Entweder die Person hat etwas, das ich auch haben will, aber nicht habe, und das man teilen kann. Geld zum Beispiel. Oder Bücher, oder CD’s – aber da es um materielle Güter geht, kann man sie immer irgendwie in Geld umrechnen. Da gibt es nun erst einmal eine ganz einfache Möglichkeit, auf die schon Sokrates hingewiesen hat, die aber merkwürdigerweise bei uns gar nicht mehr in Erwägung gezogen wird, zumindest habe ich sie in allen heutigen Meinungen über Neid nicht gefunden.

Sokrates empfiehlt: »Freunde beseitigen den Neid, indem sie ihre Güter dem Freunde anbieten oder indem sie die seinen als die ihren ansehen«. Genau: Man kann ja einfach teilen.
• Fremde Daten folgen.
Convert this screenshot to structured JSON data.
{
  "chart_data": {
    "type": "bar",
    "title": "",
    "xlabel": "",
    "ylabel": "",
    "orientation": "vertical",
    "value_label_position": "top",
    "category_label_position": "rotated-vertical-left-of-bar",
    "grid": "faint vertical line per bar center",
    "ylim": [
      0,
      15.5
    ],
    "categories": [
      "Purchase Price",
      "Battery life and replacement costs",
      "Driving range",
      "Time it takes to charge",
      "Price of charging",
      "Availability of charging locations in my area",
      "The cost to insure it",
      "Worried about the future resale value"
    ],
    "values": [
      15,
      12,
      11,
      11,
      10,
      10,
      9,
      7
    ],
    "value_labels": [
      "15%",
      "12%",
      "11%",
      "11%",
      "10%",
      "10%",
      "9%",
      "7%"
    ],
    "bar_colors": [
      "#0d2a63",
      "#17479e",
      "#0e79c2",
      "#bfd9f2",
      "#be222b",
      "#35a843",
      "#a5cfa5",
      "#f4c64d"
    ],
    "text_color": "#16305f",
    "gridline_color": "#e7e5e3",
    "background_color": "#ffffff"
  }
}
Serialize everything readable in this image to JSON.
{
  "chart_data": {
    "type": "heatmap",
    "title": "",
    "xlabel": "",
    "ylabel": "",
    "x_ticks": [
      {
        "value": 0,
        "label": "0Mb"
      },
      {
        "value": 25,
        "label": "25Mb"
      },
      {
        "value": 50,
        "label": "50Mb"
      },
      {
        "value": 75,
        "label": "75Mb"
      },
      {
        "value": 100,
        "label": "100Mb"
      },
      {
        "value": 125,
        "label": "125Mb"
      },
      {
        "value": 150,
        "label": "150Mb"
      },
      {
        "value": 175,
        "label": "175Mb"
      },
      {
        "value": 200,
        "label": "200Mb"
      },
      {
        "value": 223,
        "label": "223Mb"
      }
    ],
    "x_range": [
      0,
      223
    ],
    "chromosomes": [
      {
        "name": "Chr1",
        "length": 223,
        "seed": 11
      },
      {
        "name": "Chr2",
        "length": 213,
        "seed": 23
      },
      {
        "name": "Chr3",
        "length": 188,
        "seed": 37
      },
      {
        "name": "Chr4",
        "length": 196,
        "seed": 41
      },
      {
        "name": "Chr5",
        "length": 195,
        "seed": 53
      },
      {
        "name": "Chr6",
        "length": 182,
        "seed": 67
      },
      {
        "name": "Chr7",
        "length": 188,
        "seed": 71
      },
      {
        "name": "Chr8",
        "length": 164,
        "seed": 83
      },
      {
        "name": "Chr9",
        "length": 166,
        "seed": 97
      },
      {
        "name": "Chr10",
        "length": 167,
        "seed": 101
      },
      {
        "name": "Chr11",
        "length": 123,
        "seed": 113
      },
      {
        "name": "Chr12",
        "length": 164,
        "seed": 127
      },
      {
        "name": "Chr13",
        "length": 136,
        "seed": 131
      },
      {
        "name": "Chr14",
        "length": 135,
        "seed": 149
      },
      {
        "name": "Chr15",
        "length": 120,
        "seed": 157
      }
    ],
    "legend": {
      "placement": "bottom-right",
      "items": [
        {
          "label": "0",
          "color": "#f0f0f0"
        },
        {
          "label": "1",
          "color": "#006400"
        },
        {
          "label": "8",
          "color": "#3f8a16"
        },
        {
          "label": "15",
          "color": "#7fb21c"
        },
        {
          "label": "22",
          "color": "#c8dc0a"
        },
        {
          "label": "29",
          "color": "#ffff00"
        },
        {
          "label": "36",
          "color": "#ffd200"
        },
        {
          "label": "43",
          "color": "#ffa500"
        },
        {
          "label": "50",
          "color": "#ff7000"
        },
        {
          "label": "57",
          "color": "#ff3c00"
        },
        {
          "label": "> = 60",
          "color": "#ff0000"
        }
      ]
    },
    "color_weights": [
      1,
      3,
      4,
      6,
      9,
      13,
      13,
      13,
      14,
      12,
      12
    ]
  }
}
Kinder machen das übrigens so – wenn jemand was hat, von dem sie auch etwas haben wollen, dann verlangen sie ihren Anteil ab. Mütter bringen das ihren Kindern bei, wenn sie sie teilen lehren. Die Bereitschaft zum Teilen (und die Bereitschaft, ein Geschenk anzunehmen) ist ein wesentlicher Bestandteil von Beziehungen. Es ist ein ganz einfaches Ding, vorausgesetzt natürlich, man geht nicht davon aus, Menschen dürften nur das haben, was ihnen zusteht.

Ich habe damit übrigens praktisch sehr gute Erfahrungen gemacht, und vielleicht ist das schon ein wichtiger Grund, warum ich selten neidisch bin: z.B. habe ich einen Freund, den ich um sein sehr hohes Einkommen beneide, mit dem habe ich drüber geredet, er hat der Analyse zugestimmt, okay, also lasse ich mich zum Essen einladen. Oder wenn mein Nachbar einen Pool hat, frage ich, ob ich drin schwimmen darf. Und andersrum lade ich ihn dazu ein. Dass wir das spontan absurd und unmöglich finden, liegt daran, dass wir es in unserer Kultur verlernt haben, aus der Fülle zu leben. Wir haben keine Kultur des Gebens und des Schenkens. Dazu empfehle ich Ihnen sehr das kleine Büchlein von Dorothee Markert: »Fülle und Freiheit in der Welt der Gabe«

Uns zu freuen an dem, was da ist, zum Beispiel auch an der Freude der anderen. Wir sind einfach pessimistisch, wir leben immer aus eine Vorstellung des Mangels heraus, nicht aus einer Vorstellung der Fülle. Wir haben immer Angst, zu kurz zu kommen (wenn der Nachbar nun den Pool dreckig macht? Und überhaupt, warum soll er drin baden dürfen, wenn er doch gar nichts dafür bezahlt hat?) und haben ebenso panische Angst davor, jemandem etwas schuldig zu sein (am Ende fragt mich dann der Nachbar, ob er mein Auto haben darf und dann muss ich ja sagen). Der Mangel ist also oft nicht real, sondern symbolisch erzeugt. Herumzumäkeln und sich zu kurz gekommen zufühlen, das ist bei uns vor allem deshalb so idiotisch, weil wir als Gesellschaft – immerhin eines der reichsten Länder der Welt – ja insgesamt äußerst privilegiert sind und ziemlich viel zu verteilen haben.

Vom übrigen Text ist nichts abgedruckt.